We started back around 4:30 p.m., and usually this is about
when the wind dies. But lo and behold to our amazement and
pleasure, the wind just kept blowing, so we were able
to get a taste of our first night sailing.
It was a moonless, overcast night, so it was pretty dark.
But there we were, sailing, and making good time,
still averaging 4-6 knots as we splashed thru the water
in the dark. It was after 10:00 p.m. when we reached
the bay and finally put the sail down, making for over 3 hours
of honest to goodness ocean night sailing, and a total of
over 11 hours of good winds, which are almost unheard sailing
conditions around here at this time of year!
So we were pretty pleased as we made the mandatory stop at the
Shelter Island Customs Dock to clear back into the U.S.
You see, even though you are not allowed to step foot on the
islands, as they are a protected nature reserve, the very act
of sailing near them means that you have left U.S. waters and
are thus obligated to clear customs upon your return.

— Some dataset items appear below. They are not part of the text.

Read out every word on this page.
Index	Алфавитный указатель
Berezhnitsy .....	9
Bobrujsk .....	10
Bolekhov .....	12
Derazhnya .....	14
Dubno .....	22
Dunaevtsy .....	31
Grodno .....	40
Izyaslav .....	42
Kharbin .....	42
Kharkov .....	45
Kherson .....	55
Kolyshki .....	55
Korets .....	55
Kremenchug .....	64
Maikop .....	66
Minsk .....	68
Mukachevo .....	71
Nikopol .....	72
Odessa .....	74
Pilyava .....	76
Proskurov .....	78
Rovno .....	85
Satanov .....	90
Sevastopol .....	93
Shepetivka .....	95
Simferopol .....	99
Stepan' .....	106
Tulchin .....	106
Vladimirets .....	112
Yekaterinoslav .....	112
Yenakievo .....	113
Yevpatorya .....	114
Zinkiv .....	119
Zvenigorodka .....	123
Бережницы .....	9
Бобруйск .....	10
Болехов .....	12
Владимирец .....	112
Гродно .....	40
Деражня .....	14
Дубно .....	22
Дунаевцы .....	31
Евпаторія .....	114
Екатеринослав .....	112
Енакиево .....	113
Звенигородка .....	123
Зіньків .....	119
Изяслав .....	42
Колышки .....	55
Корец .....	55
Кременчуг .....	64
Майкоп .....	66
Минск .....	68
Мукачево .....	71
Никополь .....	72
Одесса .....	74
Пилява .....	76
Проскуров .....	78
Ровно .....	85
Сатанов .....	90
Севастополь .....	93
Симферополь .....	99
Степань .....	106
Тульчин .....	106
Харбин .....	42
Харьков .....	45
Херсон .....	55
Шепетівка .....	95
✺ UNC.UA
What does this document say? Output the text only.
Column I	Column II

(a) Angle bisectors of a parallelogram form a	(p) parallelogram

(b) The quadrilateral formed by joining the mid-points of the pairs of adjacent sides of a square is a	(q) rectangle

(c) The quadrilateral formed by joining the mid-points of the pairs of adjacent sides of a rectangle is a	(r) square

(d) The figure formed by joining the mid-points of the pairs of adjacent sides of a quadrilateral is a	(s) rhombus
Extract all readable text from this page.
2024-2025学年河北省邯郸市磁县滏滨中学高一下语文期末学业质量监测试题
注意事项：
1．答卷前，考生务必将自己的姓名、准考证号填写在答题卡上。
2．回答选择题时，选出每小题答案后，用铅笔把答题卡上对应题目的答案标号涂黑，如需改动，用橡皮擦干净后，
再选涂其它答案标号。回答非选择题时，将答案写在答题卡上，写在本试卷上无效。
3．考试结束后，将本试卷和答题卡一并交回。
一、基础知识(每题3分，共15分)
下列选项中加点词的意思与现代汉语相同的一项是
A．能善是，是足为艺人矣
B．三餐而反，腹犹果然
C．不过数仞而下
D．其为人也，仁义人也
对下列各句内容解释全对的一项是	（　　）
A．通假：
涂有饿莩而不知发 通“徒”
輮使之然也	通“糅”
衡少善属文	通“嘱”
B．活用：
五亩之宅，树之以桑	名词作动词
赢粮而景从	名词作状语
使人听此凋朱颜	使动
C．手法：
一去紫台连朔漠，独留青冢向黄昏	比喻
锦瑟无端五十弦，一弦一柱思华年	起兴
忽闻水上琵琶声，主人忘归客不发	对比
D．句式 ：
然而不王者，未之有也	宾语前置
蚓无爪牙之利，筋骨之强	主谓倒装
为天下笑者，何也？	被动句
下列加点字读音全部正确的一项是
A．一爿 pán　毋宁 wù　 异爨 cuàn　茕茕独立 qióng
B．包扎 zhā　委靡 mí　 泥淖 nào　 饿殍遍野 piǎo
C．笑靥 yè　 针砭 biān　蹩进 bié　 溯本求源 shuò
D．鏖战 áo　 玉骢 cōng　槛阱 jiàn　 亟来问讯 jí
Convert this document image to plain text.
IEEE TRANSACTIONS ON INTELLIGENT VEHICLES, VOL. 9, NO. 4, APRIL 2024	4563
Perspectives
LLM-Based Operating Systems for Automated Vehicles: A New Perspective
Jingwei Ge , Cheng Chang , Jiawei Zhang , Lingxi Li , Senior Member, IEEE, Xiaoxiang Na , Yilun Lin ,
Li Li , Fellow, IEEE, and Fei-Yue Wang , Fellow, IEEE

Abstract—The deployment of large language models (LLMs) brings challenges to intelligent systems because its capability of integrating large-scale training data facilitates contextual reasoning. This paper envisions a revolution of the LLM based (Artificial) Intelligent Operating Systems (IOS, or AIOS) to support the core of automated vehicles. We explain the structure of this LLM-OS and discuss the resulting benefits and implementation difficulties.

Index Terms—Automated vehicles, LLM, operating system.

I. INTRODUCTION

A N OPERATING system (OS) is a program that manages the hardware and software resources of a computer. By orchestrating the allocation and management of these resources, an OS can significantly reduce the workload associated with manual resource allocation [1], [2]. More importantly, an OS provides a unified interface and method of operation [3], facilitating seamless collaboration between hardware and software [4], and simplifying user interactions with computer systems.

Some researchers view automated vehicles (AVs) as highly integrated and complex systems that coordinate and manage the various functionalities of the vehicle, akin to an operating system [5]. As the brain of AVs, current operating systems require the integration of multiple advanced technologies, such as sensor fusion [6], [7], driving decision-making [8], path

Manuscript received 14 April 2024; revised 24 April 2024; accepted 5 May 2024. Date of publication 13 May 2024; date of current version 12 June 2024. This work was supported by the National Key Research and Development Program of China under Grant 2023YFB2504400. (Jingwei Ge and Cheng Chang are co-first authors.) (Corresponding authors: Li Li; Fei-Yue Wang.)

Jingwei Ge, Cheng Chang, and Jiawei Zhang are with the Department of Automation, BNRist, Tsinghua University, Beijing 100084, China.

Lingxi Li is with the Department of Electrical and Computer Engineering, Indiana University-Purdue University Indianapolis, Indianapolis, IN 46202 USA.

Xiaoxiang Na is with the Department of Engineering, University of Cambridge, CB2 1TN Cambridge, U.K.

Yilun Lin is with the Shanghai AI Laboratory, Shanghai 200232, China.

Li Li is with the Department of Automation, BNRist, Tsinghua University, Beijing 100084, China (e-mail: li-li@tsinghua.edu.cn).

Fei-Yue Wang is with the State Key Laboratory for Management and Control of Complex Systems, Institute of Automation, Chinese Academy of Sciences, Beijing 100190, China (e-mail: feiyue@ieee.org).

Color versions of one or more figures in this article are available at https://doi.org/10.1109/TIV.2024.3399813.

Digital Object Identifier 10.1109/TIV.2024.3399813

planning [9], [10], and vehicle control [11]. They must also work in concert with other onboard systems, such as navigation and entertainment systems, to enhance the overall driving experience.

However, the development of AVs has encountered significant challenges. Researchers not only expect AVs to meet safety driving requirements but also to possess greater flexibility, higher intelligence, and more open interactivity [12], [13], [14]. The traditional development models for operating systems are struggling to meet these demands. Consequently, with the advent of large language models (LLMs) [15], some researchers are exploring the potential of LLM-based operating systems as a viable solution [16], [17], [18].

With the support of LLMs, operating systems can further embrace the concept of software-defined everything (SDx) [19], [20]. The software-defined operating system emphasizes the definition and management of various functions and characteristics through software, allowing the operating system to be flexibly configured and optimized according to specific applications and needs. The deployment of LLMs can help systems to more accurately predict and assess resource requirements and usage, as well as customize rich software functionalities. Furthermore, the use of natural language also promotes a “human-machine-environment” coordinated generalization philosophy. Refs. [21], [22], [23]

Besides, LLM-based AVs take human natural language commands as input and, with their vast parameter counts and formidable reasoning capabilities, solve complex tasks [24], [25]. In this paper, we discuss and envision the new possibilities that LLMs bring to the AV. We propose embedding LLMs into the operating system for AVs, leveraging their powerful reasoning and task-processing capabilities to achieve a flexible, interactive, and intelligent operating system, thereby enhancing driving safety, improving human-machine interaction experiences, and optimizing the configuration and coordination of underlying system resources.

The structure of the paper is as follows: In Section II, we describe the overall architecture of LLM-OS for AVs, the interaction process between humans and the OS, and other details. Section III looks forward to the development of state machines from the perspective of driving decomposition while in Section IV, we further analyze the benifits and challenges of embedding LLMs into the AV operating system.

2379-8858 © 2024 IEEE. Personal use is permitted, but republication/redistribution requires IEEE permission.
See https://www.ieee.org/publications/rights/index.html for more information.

Failing to do so means upto a $5000.00 fine and/or a year in jail,
so we were very sure to follow the procedure upon our return.
We docked at Shelter Island, and then used a special phone to call
the Harbor Police who told us to wait until agents made their way
over from Harbor Island (about 5 miles away). So we started
cooking a little dinner, and about 20 minutes after calling, two very nice
agents showed up, checked our paperwork, gave the boat a cursory
look to make sure that we weren't smuggling illegal aliens, and then
let us go.
We finished cooking and eating our dinner and after another 45 minutes
of motoring and docking back in our slip, putting the canvas on and
settling Mandala in for the night, we were finally ready for bed around
12:30 a.m. Boy were we tuckered out! But we were quite satisfied
with the trip, and even though we didn't get to anchor overnight,
we did get in some good night sailing which we'd been talking about
doing, and which we really enjoyed when we finally got a chance to try it.
So all in all the trip was a success, and we've already decided to go
back down to the Coronado Islands another time. Next time perhaps
we'll have the guts to actually anchor overnight!